Apple Yowling at the Ferry Boat Inn was started by Katy Andrews in 2013 when she organised a small group of people to meet at the oldest orchard in Waltham Forest to perform the ancient ritual also known as apple wassailing. In two years she grew it such that many people celbrated the event in 2015. Sadly Katy passed-on later that year.
The ritual would have been carried-out throughout the apple growing areas of England and still remains strong in the South West, Kent and Sussex.

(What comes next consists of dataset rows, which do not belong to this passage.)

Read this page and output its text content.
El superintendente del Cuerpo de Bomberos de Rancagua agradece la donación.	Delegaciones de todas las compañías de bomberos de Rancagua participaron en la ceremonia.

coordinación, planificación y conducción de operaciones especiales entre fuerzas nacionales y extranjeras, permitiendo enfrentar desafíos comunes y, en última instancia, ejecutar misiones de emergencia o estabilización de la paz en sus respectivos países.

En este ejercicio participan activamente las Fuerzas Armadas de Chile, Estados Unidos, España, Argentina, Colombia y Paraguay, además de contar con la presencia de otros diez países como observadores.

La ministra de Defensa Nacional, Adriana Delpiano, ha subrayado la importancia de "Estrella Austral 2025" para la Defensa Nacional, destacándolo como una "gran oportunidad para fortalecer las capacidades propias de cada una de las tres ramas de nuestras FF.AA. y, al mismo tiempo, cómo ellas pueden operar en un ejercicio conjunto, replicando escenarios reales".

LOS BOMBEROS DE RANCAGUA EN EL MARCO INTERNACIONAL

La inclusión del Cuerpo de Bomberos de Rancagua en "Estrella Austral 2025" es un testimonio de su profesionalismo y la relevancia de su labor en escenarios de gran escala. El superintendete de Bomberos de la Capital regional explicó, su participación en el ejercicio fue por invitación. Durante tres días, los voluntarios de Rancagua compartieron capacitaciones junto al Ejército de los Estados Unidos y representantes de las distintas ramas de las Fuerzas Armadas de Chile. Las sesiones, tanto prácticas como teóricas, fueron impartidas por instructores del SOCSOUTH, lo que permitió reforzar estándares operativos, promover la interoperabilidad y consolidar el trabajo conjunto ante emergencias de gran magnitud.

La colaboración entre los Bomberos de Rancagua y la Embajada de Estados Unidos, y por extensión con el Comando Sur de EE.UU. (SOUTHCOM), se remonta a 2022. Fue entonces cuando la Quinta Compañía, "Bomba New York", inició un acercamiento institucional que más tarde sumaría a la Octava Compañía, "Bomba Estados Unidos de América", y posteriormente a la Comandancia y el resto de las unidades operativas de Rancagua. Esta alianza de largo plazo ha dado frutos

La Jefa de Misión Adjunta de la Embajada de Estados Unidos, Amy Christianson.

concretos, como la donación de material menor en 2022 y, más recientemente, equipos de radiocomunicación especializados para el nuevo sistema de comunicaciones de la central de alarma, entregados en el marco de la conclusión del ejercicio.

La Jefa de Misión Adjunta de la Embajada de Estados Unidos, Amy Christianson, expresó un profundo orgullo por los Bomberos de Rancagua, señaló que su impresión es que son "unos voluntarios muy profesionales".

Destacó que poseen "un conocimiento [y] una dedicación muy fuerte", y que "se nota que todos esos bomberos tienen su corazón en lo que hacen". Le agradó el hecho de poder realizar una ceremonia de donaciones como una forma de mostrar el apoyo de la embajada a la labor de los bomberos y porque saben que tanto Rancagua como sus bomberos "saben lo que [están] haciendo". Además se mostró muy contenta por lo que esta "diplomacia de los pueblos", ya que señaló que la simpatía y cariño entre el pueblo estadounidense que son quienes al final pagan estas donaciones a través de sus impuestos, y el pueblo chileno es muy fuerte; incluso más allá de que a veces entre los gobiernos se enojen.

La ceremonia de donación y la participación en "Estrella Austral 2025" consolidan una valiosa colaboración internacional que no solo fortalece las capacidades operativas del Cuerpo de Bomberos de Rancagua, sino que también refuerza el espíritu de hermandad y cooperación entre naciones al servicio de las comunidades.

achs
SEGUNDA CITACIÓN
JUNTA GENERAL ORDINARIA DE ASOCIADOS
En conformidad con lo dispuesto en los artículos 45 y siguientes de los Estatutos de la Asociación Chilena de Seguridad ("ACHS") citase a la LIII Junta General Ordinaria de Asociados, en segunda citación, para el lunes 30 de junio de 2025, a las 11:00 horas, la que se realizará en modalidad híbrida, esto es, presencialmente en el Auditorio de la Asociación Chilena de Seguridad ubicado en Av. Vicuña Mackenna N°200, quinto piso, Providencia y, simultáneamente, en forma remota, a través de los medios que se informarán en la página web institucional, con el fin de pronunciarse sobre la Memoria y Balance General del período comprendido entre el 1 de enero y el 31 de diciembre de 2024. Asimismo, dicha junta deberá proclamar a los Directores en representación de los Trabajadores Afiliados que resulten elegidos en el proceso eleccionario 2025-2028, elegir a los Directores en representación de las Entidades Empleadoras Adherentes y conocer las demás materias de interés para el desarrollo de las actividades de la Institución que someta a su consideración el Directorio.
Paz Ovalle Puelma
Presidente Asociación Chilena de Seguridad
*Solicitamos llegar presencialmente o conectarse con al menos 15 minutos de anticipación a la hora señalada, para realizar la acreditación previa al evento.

The tradition now also to continue for Waltham Forest on each Old Twelfth Night. The ritual and celebration consists of singing traditional songs, drinking spiced cider and offering same cider to the apple trees. There will be extended traditional revelries in the 17th century (English Heritage Listed) Ferry Boat Inn.
Excerpt from Wikipedia:
There are many well recorded instances of the Apple Wassail in the early modern period. The first recorded mention was at Fordwich, Kent, in 1585, by which time groups of young men would go between orchards performing the rite for a reward. The practice was sometimes referred to as "howling". On Twelfth Night, men would go with their wassail bowl into the orchard and go about the trees. Slices of bread or toast were laid at the roots and sometimes tied to branches. Cider was also poured over the tree roots. The ceremony is said to "bless" the trees to produce a good crop in the forthcoming season.